What causes it: Worn microswitches (most common after 1 to 3 years of heavy use), dirty contacts (can sometimes be fixed with compressed air or contact cleaner), or debounce firmware issues in some mouse models.
3. Mouse Scroll Test
Scroll wheel issues manifest as skipping (scroll jumps when you move the wheel one click), inconsistent scrolling, or a scroll wheel that does not click properly.
How to test: Use the Mouse Scroll Test to check whether your scroll wheel is registering each notch correctly and consistently.
What causes it: Debris in the scroll wheel encoder (blow out with compressed air), a worn scroll encoder (hardware issue requiring repair or replacement), or incorrect scroll speed settings in Windows.
4. Mouse Accuracy Test
Accuracy problems show up as the cursor not landing exactly where you intended after fast movements. This can be a sensor issue, but it is more commonly a DPI or sensitivity configuration problem.
How to test: Use the Mouse Accuracy Test to measure how precisely your cursor tracks your intended positions.
What causes it: DPI too high (the cursor moves farther than intended per movement), mouse acceleration enabled (makes the cursor behavior unpredictable), sensor quality on very low-cost mice, or a damaged sensor.
5. General Mouse Tester
The Mouse Tester provides a comprehensive overview of all button inputs, movement tracking, and scroll behavior in one place. Use this first if you are not sure what the issue is.
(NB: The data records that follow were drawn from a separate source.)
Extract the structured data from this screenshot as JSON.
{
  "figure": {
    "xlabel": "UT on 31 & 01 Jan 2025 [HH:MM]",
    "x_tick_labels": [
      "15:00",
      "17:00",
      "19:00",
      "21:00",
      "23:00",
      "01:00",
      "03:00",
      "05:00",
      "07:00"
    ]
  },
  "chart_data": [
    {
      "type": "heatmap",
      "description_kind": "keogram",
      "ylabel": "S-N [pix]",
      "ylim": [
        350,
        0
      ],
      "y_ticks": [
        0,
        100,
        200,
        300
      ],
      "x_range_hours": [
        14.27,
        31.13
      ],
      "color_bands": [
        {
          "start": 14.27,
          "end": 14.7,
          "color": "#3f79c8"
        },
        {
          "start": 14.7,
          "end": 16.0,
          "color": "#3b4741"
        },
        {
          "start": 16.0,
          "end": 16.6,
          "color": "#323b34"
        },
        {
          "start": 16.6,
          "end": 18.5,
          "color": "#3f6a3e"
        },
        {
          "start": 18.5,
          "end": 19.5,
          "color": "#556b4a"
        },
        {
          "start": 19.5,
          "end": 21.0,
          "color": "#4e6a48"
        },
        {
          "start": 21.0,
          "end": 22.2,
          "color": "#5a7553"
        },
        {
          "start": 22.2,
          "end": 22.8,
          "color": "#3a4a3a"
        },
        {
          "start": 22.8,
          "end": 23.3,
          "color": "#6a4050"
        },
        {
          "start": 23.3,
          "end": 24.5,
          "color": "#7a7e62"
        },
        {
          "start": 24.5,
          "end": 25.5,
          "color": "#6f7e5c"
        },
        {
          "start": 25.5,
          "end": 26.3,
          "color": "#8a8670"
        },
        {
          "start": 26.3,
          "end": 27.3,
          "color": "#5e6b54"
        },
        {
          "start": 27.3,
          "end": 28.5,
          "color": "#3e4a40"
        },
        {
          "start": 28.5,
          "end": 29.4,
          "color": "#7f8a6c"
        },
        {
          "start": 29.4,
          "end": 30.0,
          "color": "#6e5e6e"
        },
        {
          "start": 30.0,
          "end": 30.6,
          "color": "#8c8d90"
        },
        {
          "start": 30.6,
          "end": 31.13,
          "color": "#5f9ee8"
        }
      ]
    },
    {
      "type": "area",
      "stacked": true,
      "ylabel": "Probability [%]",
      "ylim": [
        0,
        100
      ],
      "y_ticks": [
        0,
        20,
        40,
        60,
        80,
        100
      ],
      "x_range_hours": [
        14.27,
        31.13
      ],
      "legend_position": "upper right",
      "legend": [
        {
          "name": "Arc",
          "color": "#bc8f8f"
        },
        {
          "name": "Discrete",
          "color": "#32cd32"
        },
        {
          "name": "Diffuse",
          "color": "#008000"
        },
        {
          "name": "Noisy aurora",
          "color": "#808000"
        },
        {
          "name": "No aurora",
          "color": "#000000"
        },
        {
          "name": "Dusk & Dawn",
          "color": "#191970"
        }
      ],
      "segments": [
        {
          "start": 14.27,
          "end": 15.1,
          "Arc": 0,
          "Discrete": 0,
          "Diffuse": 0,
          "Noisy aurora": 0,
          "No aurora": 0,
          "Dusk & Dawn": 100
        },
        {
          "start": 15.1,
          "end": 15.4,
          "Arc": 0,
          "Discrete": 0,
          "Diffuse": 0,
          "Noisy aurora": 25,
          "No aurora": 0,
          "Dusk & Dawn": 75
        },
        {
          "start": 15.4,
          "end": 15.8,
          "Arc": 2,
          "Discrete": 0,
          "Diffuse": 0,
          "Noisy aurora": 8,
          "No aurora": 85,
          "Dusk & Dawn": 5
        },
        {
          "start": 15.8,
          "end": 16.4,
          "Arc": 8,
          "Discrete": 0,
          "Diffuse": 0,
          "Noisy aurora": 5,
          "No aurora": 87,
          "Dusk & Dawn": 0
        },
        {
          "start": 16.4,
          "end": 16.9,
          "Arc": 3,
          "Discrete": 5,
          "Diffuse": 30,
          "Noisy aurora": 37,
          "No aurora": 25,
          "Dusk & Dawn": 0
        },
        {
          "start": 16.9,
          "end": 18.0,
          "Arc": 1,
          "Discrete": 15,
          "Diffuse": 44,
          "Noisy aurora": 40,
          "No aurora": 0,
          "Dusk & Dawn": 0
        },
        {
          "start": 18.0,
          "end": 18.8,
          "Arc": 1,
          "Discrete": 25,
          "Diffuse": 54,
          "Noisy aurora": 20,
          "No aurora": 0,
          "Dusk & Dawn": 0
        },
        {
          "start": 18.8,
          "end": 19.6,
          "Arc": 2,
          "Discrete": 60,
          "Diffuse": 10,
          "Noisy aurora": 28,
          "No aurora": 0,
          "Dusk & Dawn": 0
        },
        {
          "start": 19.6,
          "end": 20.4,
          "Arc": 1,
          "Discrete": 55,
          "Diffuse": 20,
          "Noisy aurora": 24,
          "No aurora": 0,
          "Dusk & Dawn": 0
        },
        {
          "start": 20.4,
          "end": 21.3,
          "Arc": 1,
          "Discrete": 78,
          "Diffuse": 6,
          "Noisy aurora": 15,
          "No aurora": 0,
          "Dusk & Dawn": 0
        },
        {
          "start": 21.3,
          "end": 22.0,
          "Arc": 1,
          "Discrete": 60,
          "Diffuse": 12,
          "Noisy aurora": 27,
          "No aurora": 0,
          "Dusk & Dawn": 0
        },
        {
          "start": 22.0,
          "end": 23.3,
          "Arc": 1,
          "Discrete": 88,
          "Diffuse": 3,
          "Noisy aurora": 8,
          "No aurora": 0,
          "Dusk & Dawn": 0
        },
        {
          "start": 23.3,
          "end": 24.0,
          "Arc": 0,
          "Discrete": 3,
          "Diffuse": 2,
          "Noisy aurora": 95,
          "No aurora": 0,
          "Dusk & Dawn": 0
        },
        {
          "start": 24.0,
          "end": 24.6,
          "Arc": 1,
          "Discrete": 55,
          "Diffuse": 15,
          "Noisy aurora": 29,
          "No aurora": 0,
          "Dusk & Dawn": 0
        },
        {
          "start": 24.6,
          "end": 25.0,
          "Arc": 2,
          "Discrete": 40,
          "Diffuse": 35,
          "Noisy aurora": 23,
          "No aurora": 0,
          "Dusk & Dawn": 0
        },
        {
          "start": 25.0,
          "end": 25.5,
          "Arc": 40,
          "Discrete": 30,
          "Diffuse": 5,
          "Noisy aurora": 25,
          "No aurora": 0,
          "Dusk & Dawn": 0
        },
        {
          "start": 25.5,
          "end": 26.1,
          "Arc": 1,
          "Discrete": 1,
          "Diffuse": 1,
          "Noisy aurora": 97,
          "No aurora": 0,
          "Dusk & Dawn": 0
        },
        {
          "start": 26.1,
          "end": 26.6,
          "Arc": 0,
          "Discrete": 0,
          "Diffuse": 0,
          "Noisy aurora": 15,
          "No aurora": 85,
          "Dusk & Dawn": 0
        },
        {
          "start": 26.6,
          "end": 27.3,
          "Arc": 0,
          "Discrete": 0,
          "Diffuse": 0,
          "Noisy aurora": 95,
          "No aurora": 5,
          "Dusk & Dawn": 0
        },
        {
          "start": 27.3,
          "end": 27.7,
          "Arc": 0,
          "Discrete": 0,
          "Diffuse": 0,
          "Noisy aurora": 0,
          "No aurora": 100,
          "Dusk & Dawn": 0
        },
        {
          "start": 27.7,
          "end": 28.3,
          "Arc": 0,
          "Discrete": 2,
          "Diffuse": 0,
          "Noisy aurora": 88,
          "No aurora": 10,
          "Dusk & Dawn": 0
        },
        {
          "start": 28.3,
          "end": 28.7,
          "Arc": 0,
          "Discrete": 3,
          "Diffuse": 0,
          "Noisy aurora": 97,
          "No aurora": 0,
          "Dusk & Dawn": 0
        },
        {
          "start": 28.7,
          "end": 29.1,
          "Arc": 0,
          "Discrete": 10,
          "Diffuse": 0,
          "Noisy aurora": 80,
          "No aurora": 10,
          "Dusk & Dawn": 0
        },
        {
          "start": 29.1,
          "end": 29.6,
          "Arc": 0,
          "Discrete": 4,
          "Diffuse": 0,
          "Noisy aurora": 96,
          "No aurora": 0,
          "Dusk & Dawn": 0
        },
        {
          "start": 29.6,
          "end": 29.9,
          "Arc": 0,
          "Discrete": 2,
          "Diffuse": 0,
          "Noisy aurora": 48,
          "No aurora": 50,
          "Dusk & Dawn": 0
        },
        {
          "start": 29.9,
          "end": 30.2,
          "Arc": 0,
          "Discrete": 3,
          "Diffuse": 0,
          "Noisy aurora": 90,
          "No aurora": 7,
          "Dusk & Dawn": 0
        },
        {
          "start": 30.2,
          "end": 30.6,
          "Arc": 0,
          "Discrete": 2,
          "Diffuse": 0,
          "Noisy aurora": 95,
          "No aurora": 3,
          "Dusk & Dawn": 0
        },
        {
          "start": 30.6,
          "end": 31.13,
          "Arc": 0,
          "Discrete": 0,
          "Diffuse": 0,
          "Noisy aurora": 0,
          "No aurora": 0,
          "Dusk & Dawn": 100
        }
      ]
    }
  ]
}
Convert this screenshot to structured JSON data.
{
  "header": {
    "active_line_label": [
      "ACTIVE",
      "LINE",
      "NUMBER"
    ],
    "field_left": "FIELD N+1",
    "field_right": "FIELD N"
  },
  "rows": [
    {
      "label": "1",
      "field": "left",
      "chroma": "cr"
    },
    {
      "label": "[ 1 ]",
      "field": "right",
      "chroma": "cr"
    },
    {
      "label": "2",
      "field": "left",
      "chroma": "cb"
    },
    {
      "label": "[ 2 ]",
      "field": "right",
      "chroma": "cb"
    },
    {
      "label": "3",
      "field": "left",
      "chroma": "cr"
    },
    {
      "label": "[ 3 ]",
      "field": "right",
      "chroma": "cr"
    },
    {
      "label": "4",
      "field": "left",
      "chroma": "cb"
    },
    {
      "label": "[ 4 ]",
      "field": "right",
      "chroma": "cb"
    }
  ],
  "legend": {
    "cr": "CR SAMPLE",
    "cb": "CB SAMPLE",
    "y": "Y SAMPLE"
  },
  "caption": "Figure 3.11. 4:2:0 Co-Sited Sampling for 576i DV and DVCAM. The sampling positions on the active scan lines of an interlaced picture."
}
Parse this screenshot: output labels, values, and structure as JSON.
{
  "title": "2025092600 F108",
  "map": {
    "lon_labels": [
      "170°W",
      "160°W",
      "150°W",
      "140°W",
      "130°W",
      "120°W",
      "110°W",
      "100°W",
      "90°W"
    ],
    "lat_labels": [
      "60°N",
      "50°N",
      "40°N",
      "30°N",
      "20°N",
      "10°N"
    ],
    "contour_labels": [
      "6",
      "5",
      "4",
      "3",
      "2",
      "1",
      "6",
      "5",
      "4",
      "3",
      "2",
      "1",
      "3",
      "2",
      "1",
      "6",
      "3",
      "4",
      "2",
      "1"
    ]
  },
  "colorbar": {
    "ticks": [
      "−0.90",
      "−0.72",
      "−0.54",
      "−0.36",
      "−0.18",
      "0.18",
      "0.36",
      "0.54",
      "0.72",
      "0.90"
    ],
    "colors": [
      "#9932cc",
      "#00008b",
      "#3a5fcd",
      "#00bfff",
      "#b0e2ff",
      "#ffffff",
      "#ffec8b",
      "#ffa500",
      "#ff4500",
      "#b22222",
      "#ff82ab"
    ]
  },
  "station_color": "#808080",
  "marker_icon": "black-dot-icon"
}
What it checks: Whether each button registers on press, whether buttons release cleanly, cursor tracking coordinates, and scroll wheel events.
Mouse Test Summary
| Problem | Test to Use | Likely Cause |
|---|---|---|
| Cursor moves on its own | Mouse Drift Test | Dirty sensor or wrong surface |
| Single click registers as double | Mouse Double Click Test | Worn switch or debounce issue |
| Scroll jumps or skips | Mouse Scroll Test | Dirty encoder or worn encoder wheel |
| Aim feels inaccurate after fast moves | Mouse Accuracy Test | DPI too high or acceleration enabled |
| Not sure which problem | Mouse Tester | Run general test first, identify issue, then targeted test |
When to Replace vs Repair
Double-click issues and scroll problems in gaming mice that cost over $40 can often be repaired by replacing the switches (Kailh GM series switches cost $5 to $10 and are a standard repair). For mice under $20, replacement is usually more cost-effective.
Sensor drift on a clean sensor and clean mousepad almost always indicates sensor failure, which is not cost-effective to repair on most consumer mice.